I have raved about this dish so often that I have had friends on different continents request the recipe, and they rave about it now too. Not only is it amazingly flavorful, but I have never had it turn out any way but perfectly prepared.
This is actually a recipe that I found online several years ago on Epicurious. Only I changed it just a little. I use more olive oil, less salt, and a little bit more of everything they ask for.
So let’s look at how it’s done!
If it is any indication of how much I love this roast, I have herb pots in my yard with fresh sage and rosemary so that I always have it on hand when I get the urge to make it again. If I could grow fennel seeds I would.
This is basically a boneless Boston butt roast, covered in a savory herb paste, and slow roasted to perfection. So let’s go make the paste.
I have always used a food processor in the past. But I have a new Vitamix blender and I thought I would use it this time. Going forward, I’ll stick to the food processor.
Chop your sage and rosemary before putting it in the food processor so that it blends more evenly. Add the garlic, salt, pepper, and fennel seeds. Blend until it makes a thick paste.
Then add the olive oil and white wine.
I adjusted the original recipe for a couple of reasons.
First, it asked for a lot more salt. The first time I made this, I fell in love with the flavor, but it was so salty I could hardly eat it.
Next, I thought that for a 6-lb chunk of meat, it did not seem to be enough paste, AND it did not seem to be wet enough. So I made the tablespoons of measurement into “heaping” tablespoons and I increased both the wine and olive oil somewhat.
I find that making it a “wetter” paste (although you don’t want it to be runny), allows you to coat the roast more thoroughly and evenly.
Before coating the roast with the herb paste, cut several slits into all sides of the roast. Make them about 1 inch long and 1 inch deep. Then stuff each with a bit of the paste before coating the whole roast.
I coat the roast with the paste in a bowl so that the roasting pan doesn’t get all smeared with the paste. You want as much of that ambrosia-like paste to be on the meat as possible, not caramelizing all over the bottom of the pan.
I start by putting the roast fat cap side down in the bowl and pouring all of the paste on that side. Then flip it and keep rubbing the paste until all sides have a coating, with the thickest coating being on the side opposite the fat cap. That is the side that cooks down against the roasting pan bottom, and where you want the bulk of the seasoning to form a crust.
Set the coated roast in the center of a roasting pan without a rack, with the fat cap up.
Use a rubber spatula to salvage as much paste as possible from the bowl where you prepped the roast. Spread the salvaged paste on the fat cap.
Then place it in the center rack of the oven for its 6-hour make-over.
Meanwhile, you have 6 hours to go do whatever you want!
Transfer it to a cutting board and let it set for 15 minutes.
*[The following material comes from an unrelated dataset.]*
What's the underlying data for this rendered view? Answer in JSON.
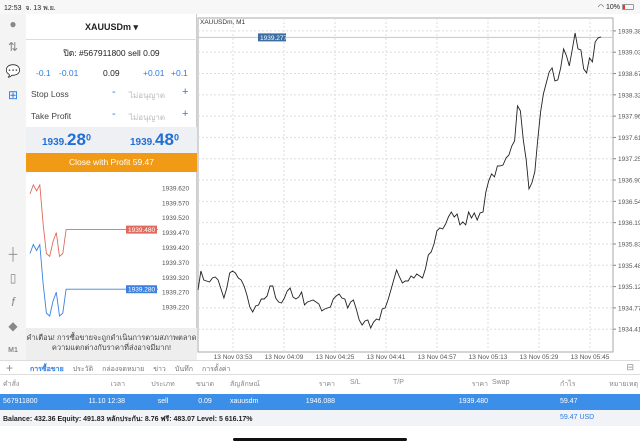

Then slice it nice and thick so there is a coat of bark on each slice.
Featured here with fried polenta and grilled baby asparagus. I will post the recipes for those two items soon. Each alone is a thing to write home about. And the pork is just a flavor blitz.
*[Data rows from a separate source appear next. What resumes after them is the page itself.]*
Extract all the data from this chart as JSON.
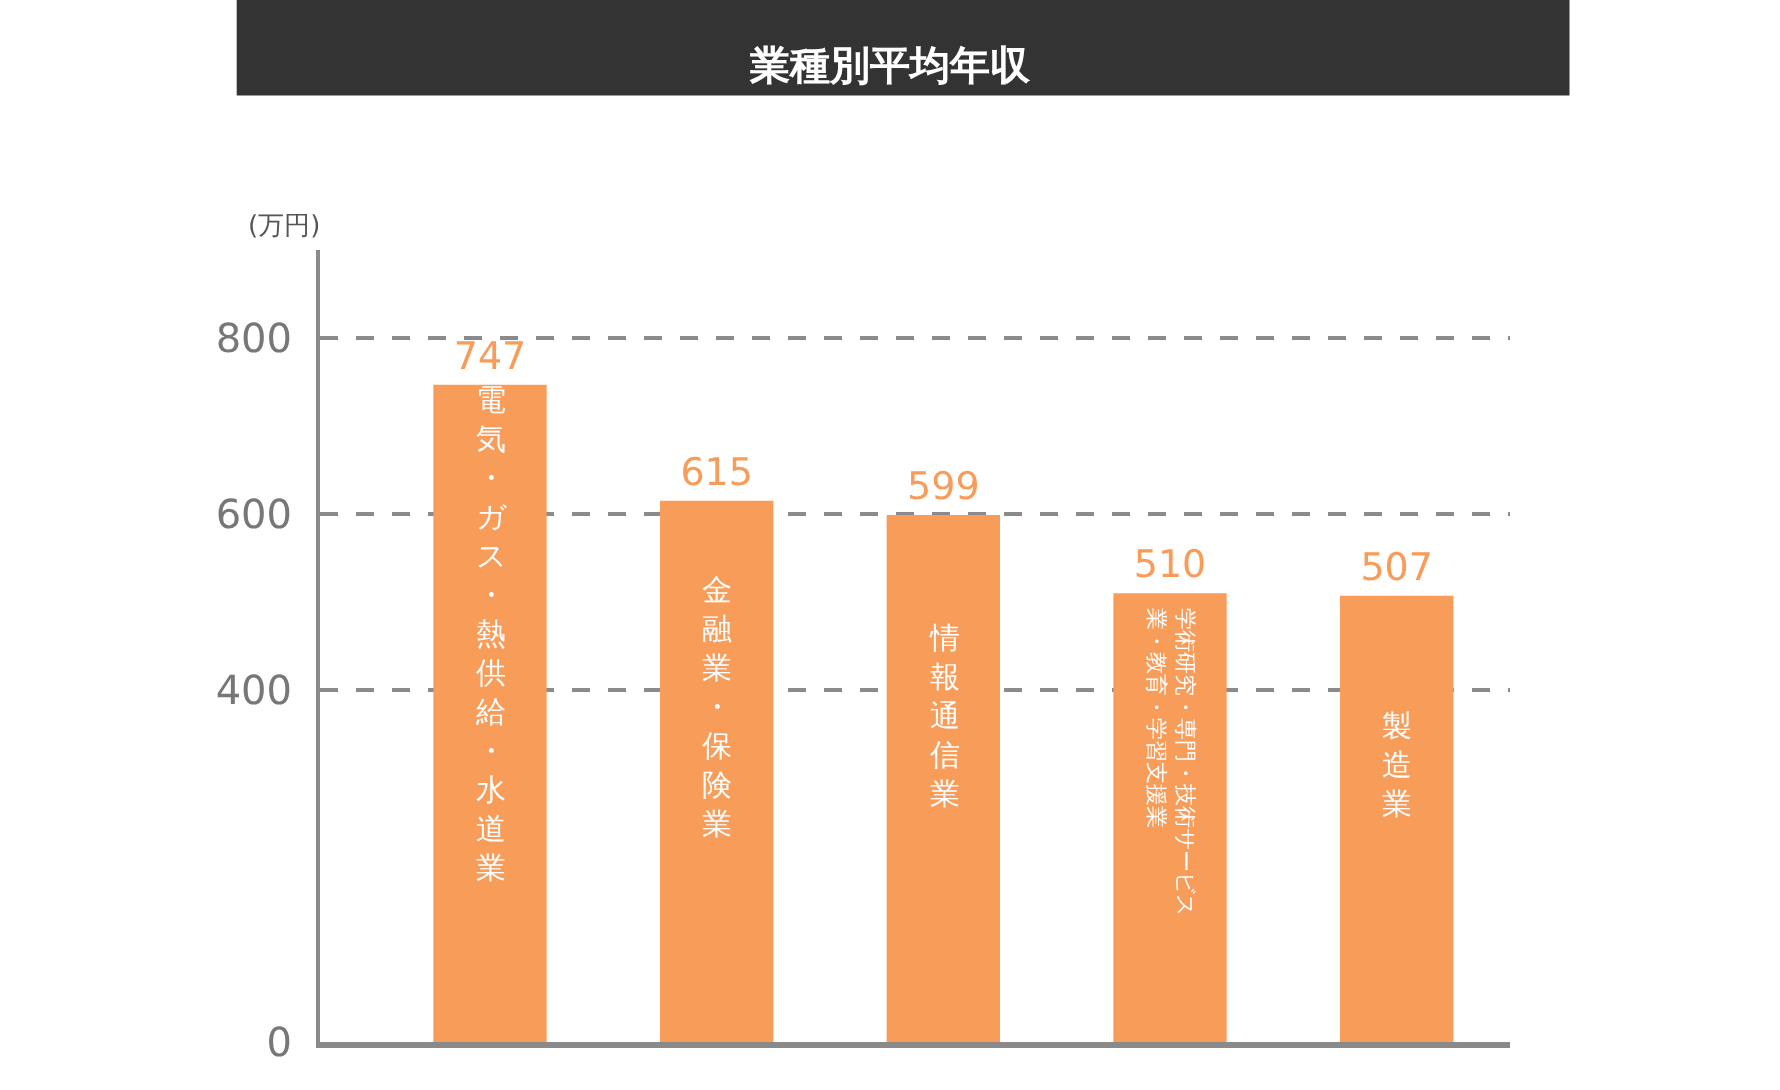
{
  "chart_data": {
    "type": "bar",
    "title": "業種別平均年収",
    "ylabel": "(万円)",
    "categories": [
      "電気・ガス・熱供給・水道業",
      "金融業・保険業",
      "情報通信業",
      "学術研究・専門・技術サービス業・教育・学習支援業",
      "製造業"
    ],
    "values": [
      747,
      615,
      599,
      510,
      507
    ],
    "color": "#f89c5a",
    "ylim": [
      0,
      900
    ],
    "yticks": [
      0,
      400,
      600,
      800
    ],
    "grid": "y",
    "data_labels": true,
    "tick_labels": "y",
    "legend": false
  }
}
Sam was home from work tonight. He gave this meal a “10”…and so did Sam’s dad!
Feeling pretty sated right now. And a little guilty. And a lot happy. Sorry. Gotta go. But still kinda happy, sated, and not so guilty because it was REALLY good.
OK, this is good bye.
..the roast was immensely awesome!
Pork Roast of Immense (Awesome) Goodness
- 2 heaping tablespoons finely chopped fresh sage
- 2 heaping tablespoons fresh rosemary
- 10 garlic cloves
- 1 tablespoon heaping fennel seeds
- 1 teaspoon heaping sea salt
- 1 tablespoon heaping cracked black pepper
- 2 tablespoons dry white wine
- 1/4 cup extra virgin olive oil
- 1 6-pound boneless pork shoulder Boston roast, 1/8-inch fat cap
- Kitchen string
- Preheat oven to 275° F.
- Blend together sage, rosemary, garlic, fennel seeds, salt, and pepper in a food processor until a tick paste forms.
- With the motor running, add the wine and then the olive oil until everything is combined well.
- Trim excess fat from the fat cap, if necessary, leaving about 1/8 of an inch.
- With a sharp knife, make three small incisions, about 1 inch long and 1 inch deep into each side of the pork.
- Fill each incision with some herb paste.
- Spread remaining her paste over pork, concentrating on the side opposite the fat cap
- Tie the roast with kitchen string at 2-inch intervals.
- Put pork, fat side up, in a roasting pan and roast in the middle of the oven for 6 hours.
- Transfer to cutting board and let stand for 15 minutes.
- Discard string and cut the roast (with an electric knife if you have one) into thick serving slices.